CLINICAL BREAST CANCER SCREENING- A CAMP-BASED STUDY AMONG RURAL WOMEN IN NORTH KERALA

Abstract

Usha Karunakaran, Namitha Thekkandathil, Minimol Joseph, Salini Kannankai, Jayasree Anandabhavan Kumaran

BACKGROUND
Early diagnosis of breast cancer is of extreme significance in improving the survival rates and quality of life. Unfortunately, studies have revealed that a major proportion of women from low-income countries are still not breast aware.

MATERIALS AND METHODS
In this study, Clinical Breast Examination (CBE) was done. In addition, we assessed the knowledge, attitude and practice of Breast Self-Examination (BSE). A cross-sectional study with quantitative method of data collection was conducted in a village in North Kerala. The study population was all women aged 20 years and above and who resided in the village for 6 months and more and they were motivated to attend the camps by community health workers from the same village.

RESULTS
Out of the 319 women who attended the CBE camps, 301 (94%) had heard of breast cancer and 113 (36%) had heard of it from community workers during their survey. Around 63% of the women knew at least one symptom of breast cancer while 73% did not know any risk factor. Only 234 (73%) had heard of BSE. Only 137 (43%) knew the right technique of BSE. Out of the 184 women who did BSE, 124 (67.4%) did it to examine breasts regularly, 5 (2.7%) did it because they had a family history of breast cancer, 52 (28.3%) following classes by community workers, 2 (1.1%) because their friends had breast cancer and 1 (0.5%) following a resected lump.

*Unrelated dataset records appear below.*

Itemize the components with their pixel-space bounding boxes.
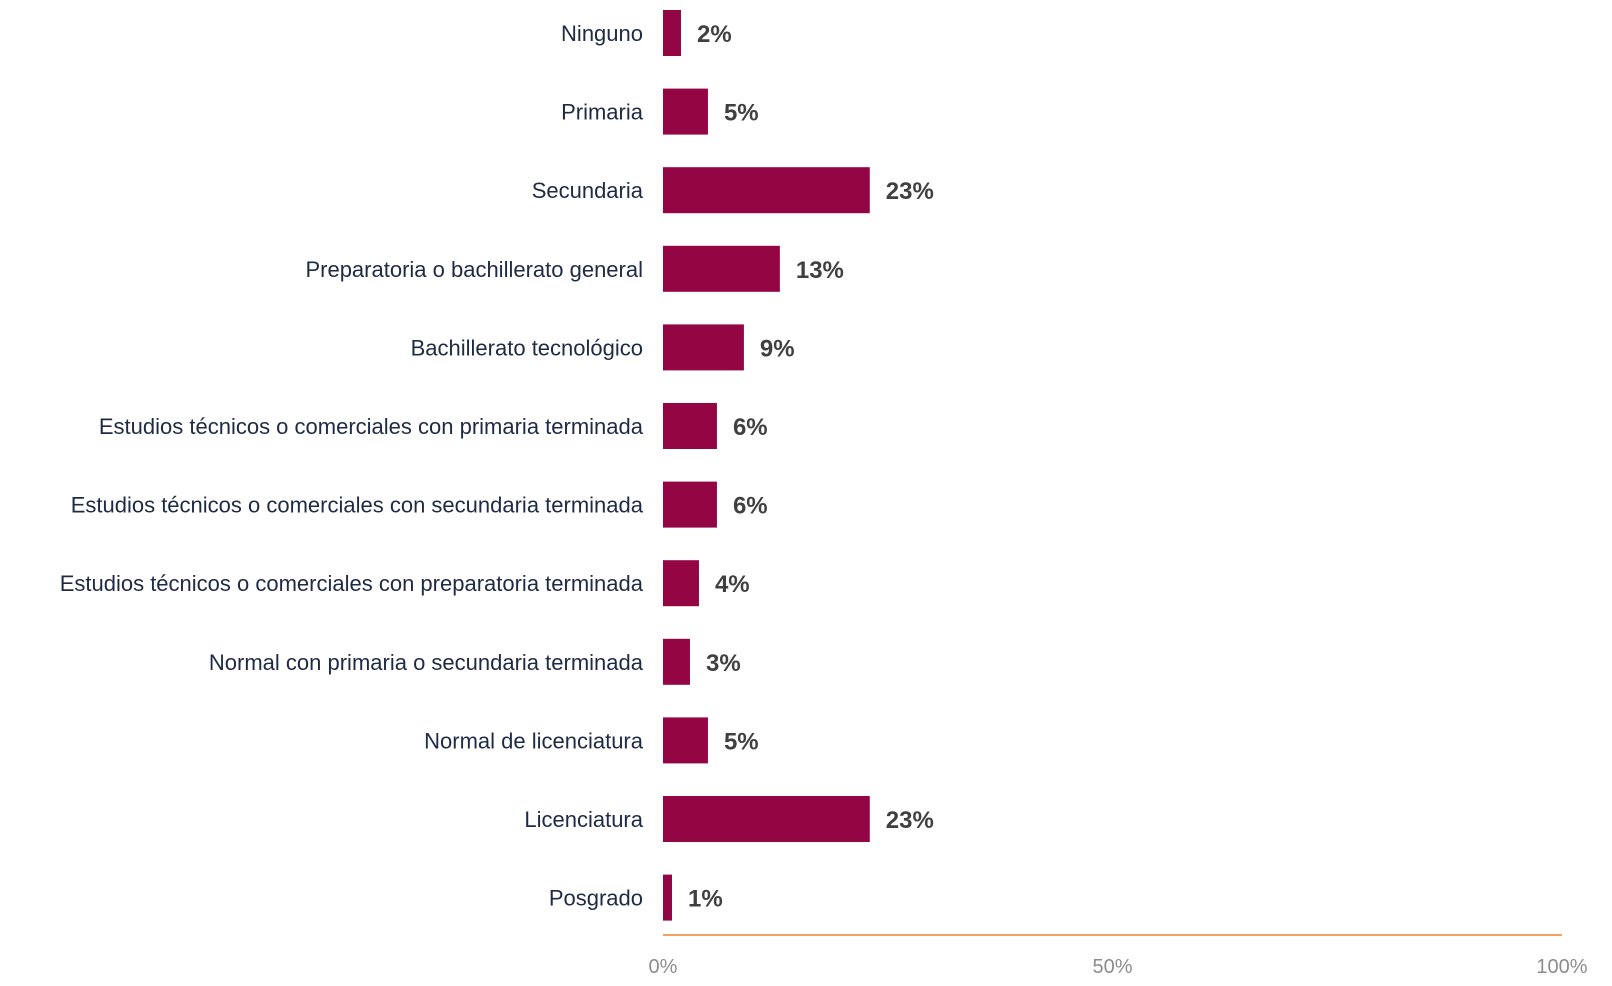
category-label: Estudios técnicos o comerciales con prep…: [60, 571, 644, 596]
bar: [663, 560, 699, 607]
value-label: 9%: [760, 335, 795, 362]
category-label: Estudios técnicos o comerciales con secu…: [71, 493, 644, 518]
bar: [663, 481, 717, 528]
bar: [663, 403, 717, 449]
x-tick-label: 100%: [1536, 956, 1587, 978]
value-label: 23%: [886, 807, 934, 834]
value-label: 5%: [724, 100, 759, 127]
value-label: 1%: [688, 886, 723, 913]
category-label: Posgrado: [549, 886, 643, 911]
bar: [663, 245, 780, 292]
category-label: Normal de licenciatura: [424, 728, 644, 753]
category-label: Primaria: [561, 100, 644, 125]
category-label: Preparatoria o bachillerato general: [305, 257, 643, 282]
value-label: 6%: [733, 493, 768, 520]
bar: [663, 324, 744, 371]
value-label: 5%: [724, 728, 759, 755]
x-tick-label: 50%: [1092, 956, 1132, 978]
value-label: 4%: [715, 571, 750, 598]
bar: [663, 638, 690, 685]
category-label: Bachillerato tecnológico: [411, 335, 643, 360]
x-tick-label: 0%: [649, 956, 678, 978]
bar: [663, 88, 708, 135]
value-label: 23%: [886, 178, 934, 205]
value-label: 6%: [733, 414, 768, 441]
bar: [663, 874, 672, 921]
bar: [663, 167, 870, 214]
category-label: Ninguno: [561, 21, 643, 46]
bar: [663, 10, 681, 56]
value-label: 13%: [796, 257, 844, 284]
bar: [663, 717, 708, 764]
bar: [663, 796, 870, 842]
category-label: Estudios técnicos o comerciales con prim…: [99, 414, 644, 439]
category-label: Secundaria: [532, 178, 644, 203]
value-label: 2%: [697, 21, 732, 48]
category-label: Licenciatura: [524, 807, 643, 832]
value-label: 3%: [706, 650, 741, 677]
category-label: Normal con primaria o secundaria termina…: [209, 650, 644, 675]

Out of the 135 women who did not practice BSE, 36 (26.7%) did not know the method, 85 (63%) did not think it was important, 10 (7.4%) had no symptoms and 4 (2.9%) were scared of finding a lump. The women with either breast or axillary lumps (3.4%) were referred for mammography.

CONCLUSION
Utilisation of the services of primary healthcare facilities for opportunistic screening and health awareness classes by trained nonmedical community personnel should become main activities in our future policies. They should be trained for providing BSE training to women at their doorstep. This simple approach could reduce the burden of the disease to a significant extent.